Sama Sama Masih dibawah Umur, Viral Gadis yang Masih SD di Lombok Menikah dengan Remaja SMP


via: kumparan.com

Palingseru.com – Di tengah upaya pemerintah menekankan angka pernikahan dini di Tanah Air, semakin banyak pula kasus pernikahan dini terjadi.

Pencegahan pernikahan dini sendiri sebagai upaya menurunkan angka kematian ibu. Di samping itu, juga menyelamatkan masa depan generasi penerus bangsa.

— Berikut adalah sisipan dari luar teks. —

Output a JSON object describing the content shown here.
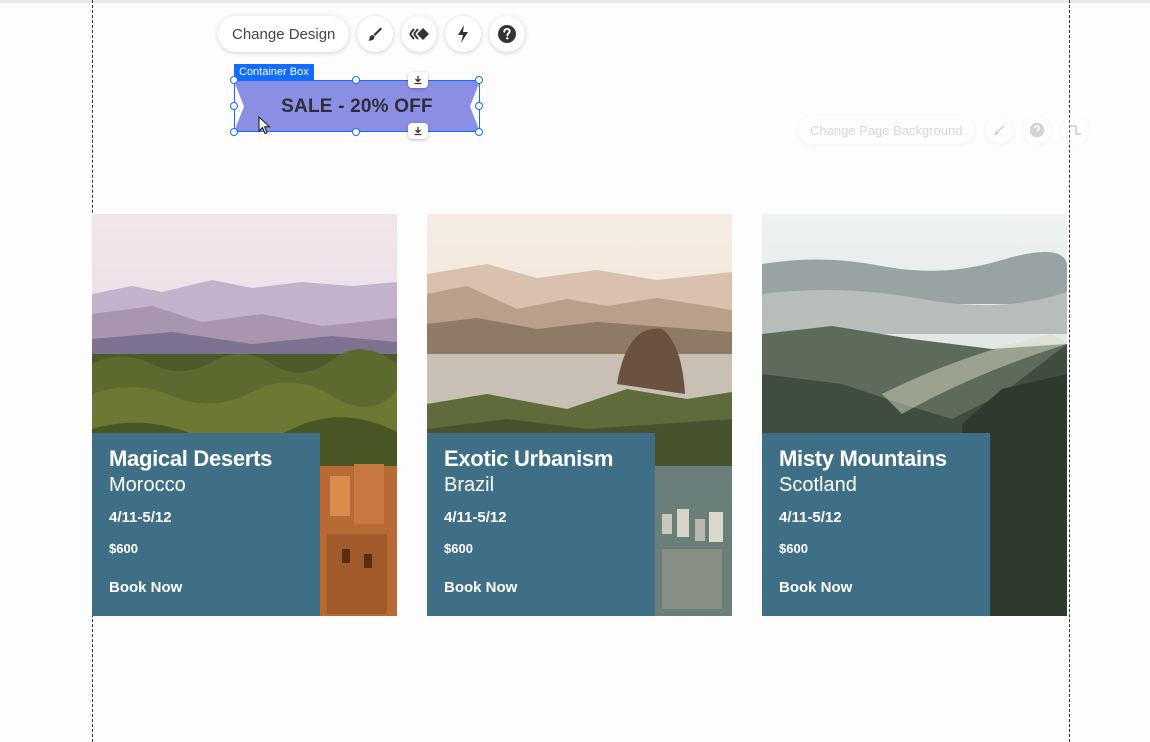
{
  "toolbar": {
    "change_design": "Change Design",
    "icons": [
      "brush-icon",
      "animation-icon",
      "lightning-icon",
      "help-icon"
    ]
  },
  "page_toolbar": {
    "change_background": "Change Page Background",
    "icons": [
      "brush-icon",
      "help-icon",
      "stretch-icon"
    ]
  },
  "selection": {
    "label": "Container Box",
    "banner_text": "SALE - 20% OFF",
    "banner_color": "#8b8fe3",
    "selection_color": "#116dff"
  },
  "cards": [
    {
      "title": "Magical Deserts",
      "place": "Morocco",
      "dates": "4/11-5/12",
      "price": "$600",
      "cta": "Book Now"
    },
    {
      "title": "Exotic Urbanism",
      "place": "Brazil",
      "dates": "4/11-5/12",
      "price": "$600",
      "cta": "Book Now"
    },
    {
      "title": "Misty Mountains",
      "place": "Scotland",
      "dates": "4/11-5/12",
      "price": "$600",
      "cta": "Book Now"
    }
  ],
  "colors": {
    "card_panel": "#3e6f87"
  }
}
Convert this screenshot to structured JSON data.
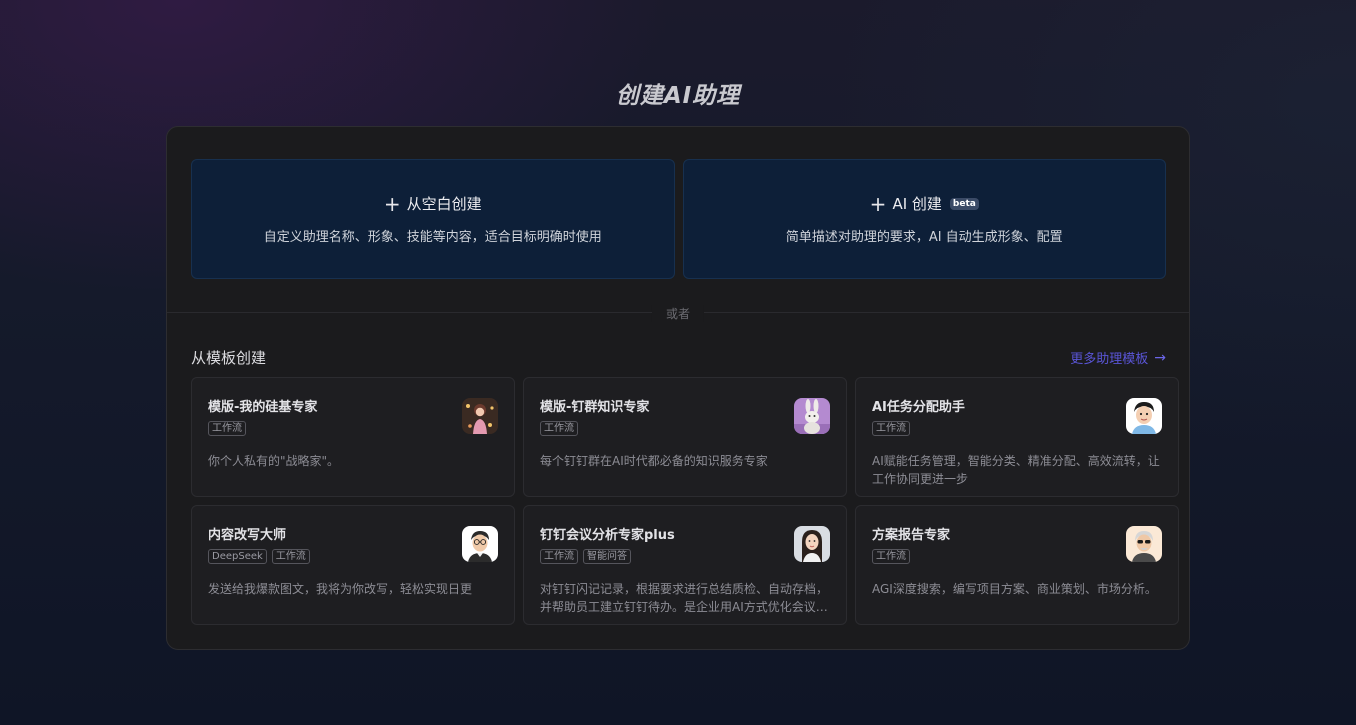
{
  "page": {
    "title": "创建AI助理"
  },
  "create_options": [
    {
      "title": "从空白创建",
      "desc": "自定义助理名称、形象、技能等内容，适合目标明确时使用",
      "icon": "plus-icon"
    },
    {
      "title": "AI 创建",
      "badge": "beta",
      "desc": "简单描述对助理的要求，AI 自动生成形象、配置",
      "icon": "plus-icon"
    }
  ],
  "divider_text": "或者",
  "templates_section": {
    "title": "从模板创建",
    "more_label": "更多助理模板",
    "more_icon": "arrow-right-icon",
    "items": [
      {
        "name": "模版-我的硅基专家",
        "tags": [
          "工作流"
        ],
        "desc": "你个人私有的\"战略家\"。",
        "avatar": "girl-garden-avatar"
      },
      {
        "name": "模版-钉群知识专家",
        "tags": [
          "工作流"
        ],
        "desc": "每个钉钉群在AI时代都必备的知识服务专家",
        "avatar": "bunny-avatar"
      },
      {
        "name": "AI任务分配助手",
        "tags": [
          "工作流"
        ],
        "desc": "AI赋能任务管理，智能分类、精准分配、高效流转，让工作协同更进一步",
        "avatar": "cartoon-man-avatar"
      },
      {
        "name": "内容改写大师",
        "tags": [
          "DeepSeek",
          "工作流"
        ],
        "desc": "发送给我爆款图文，我将为你改写，轻松实现日更",
        "avatar": "glasses-man-avatar"
      },
      {
        "name": "钉钉会议分析专家plus",
        "tags": [
          "工作流",
          "智能问答"
        ],
        "desc": "对钉钉闪记记录，根据要求进行总结质检、自动存档，并帮助员工建立钉钉待办。是企业用AI方式优化会议管理的好帮手",
        "avatar": "woman-avatar"
      },
      {
        "name": "方案报告专家",
        "tags": [
          "工作流"
        ],
        "desc": "AGI深度搜索，编写项目方案、商业策划、市场分析。",
        "avatar": "sunglasses-elder-avatar"
      }
    ]
  }
}
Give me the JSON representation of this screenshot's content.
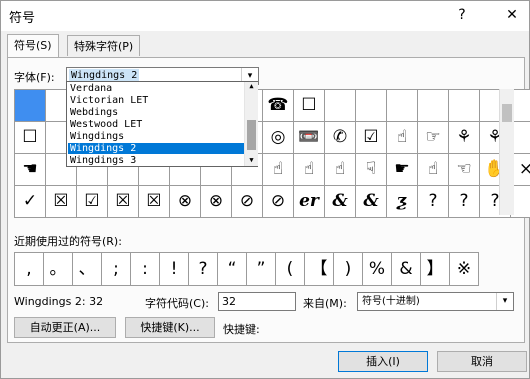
{
  "window": {
    "title": "符号",
    "help_btn": "?",
    "close_btn": "✕"
  },
  "tabs": [
    "符号(S)",
    "特殊字符(P)"
  ],
  "font": {
    "label": "字体(F):",
    "value": "Wingdings 2"
  },
  "dropdown": {
    "items": [
      "Verdana",
      "Victorian LET",
      "Webdings",
      "Westwood LET",
      "Wingdings",
      "Wingdings 2",
      "Wingdings 3"
    ],
    "highlighted_index": 5
  },
  "grid": {
    "rows": [
      [
        "",
        "",
        "",
        "",
        "",
        "",
        "",
        "",
        "☎",
        "☐",
        "",
        "",
        "",
        "",
        "",
        "",
        ""
      ],
      [
        "☐",
        "",
        "",
        "",
        "",
        "",
        "",
        "",
        "◎",
        "📼",
        "✆",
        "☑",
        "☝",
        "☞",
        "⚘",
        "⚘",
        ""
      ],
      [
        "☚",
        "",
        "",
        "",
        "",
        "",
        "",
        "",
        "☝",
        "☝",
        "☝",
        "☟",
        "☛",
        "☝",
        "☜",
        "✋",
        "×"
      ],
      [
        "✓",
        "☒",
        "☑",
        "☒",
        "☒",
        "⊗",
        "⊗",
        "⊘",
        "⊘",
        "er",
        "&",
        "&",
        "ƺ",
        "?",
        "?",
        "?",
        ""
      ]
    ]
  },
  "recent": {
    "label": "近期使用过的符号(R):",
    "symbols": [
      ",",
      "。",
      "、",
      ";",
      ":",
      "!",
      "?",
      "“",
      "”",
      "(",
      "【",
      ")",
      "%",
      "&",
      "】",
      "※"
    ]
  },
  "info": {
    "char_name": "Wingdings 2: 32",
    "code_label": "字符代码(C):",
    "code_value": "32",
    "from_label": "来自(M):",
    "from_value": "符号(十进制)"
  },
  "buttons": {
    "autocorrect": "自动更正(A)...",
    "shortcut_key": "快捷键(K)...",
    "shortcut_label": "快捷键:",
    "insert": "插入(I)",
    "cancel": "取消"
  }
}
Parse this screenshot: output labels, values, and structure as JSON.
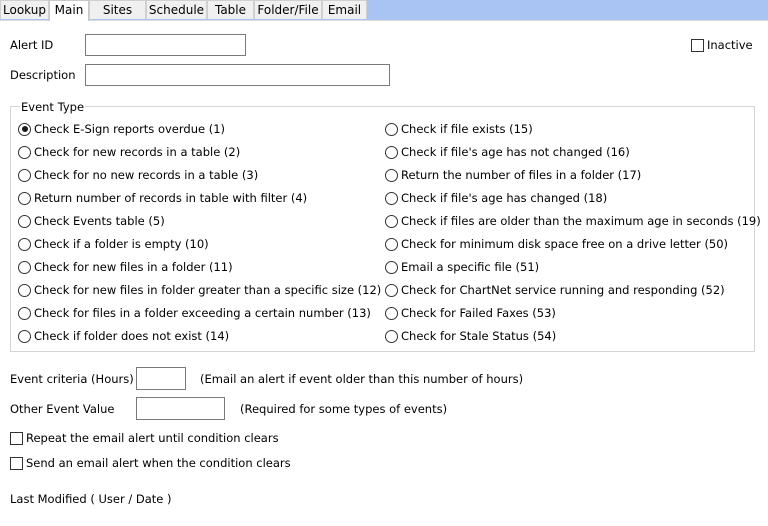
{
  "tabs": [
    {
      "label": "Lookup"
    },
    {
      "label": "Main"
    },
    {
      "label": "Sites"
    },
    {
      "label": "Schedule"
    },
    {
      "label": "Table"
    },
    {
      "label": "Folder/File"
    },
    {
      "label": "Email"
    }
  ],
  "active_tab": "Main",
  "form": {
    "alert_id_label": "Alert ID",
    "alert_id_value": "",
    "description_label": "Description",
    "description_value": "",
    "inactive_label": "Inactive",
    "inactive_checked": false
  },
  "event_type": {
    "legend": "Event Type",
    "selected_index": 0,
    "left_options": [
      "Check E-Sign reports overdue (1)",
      "Check for new records in a table (2)",
      "Check for no new records in a table (3)",
      "Return number of records in table with filter (4)",
      "Check Events table (5)",
      "Check if a folder is empty (10)",
      "Check for new files in a folder (11)",
      "Check for new files in folder greater than a specific size (12)",
      "Check for files in a folder exceeding a certain number (13)",
      "Check if folder does not exist (14)"
    ],
    "right_options": [
      "Check if file exists (15)",
      "Check if file's age has not changed (16)",
      "Return the number of files in a folder (17)",
      "Check if file's age has changed (18)",
      "Check if files are older than the maximum age in seconds (19)",
      "Check for minimum disk space free on a drive letter (50)",
      "Email a specific file (51)",
      "Check for ChartNet service running and responding (52)",
      "Check for Failed Faxes (53)",
      "Check for Stale Status (54)"
    ]
  },
  "criteria": {
    "hours_label": "Event criteria (Hours)",
    "hours_value": "",
    "hours_hint": "(Email an alert if event older than this number of hours)",
    "other_label": "Other Event Value",
    "other_value": "",
    "other_hint": "(Required for some types of events)"
  },
  "options": {
    "repeat_label": "Repeat the email alert until condition clears",
    "repeat_checked": false,
    "send_clear_label": "Send an email alert when the condition clears",
    "send_clear_checked": false
  },
  "footer": {
    "last_modified_label": "Last Modified ( User / Date )"
  }
}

Ketika seorang anak menikah di usia muda, otomatis pendidikan yang dienyamnya akan terhenti begitu saja. Sedangkan perjalanannya masih sangat panjang.

Hal inilah yang membuat banyak pihak prihatin saat mendapati kabar adanya pernikahan dini di Indonesia.

Termasuk kasus pernikahan dini baru-baru ini yang terjadi di Lombok Tengah.

Apalagi, sepasang bocah itu dinikahkan dengan paksa.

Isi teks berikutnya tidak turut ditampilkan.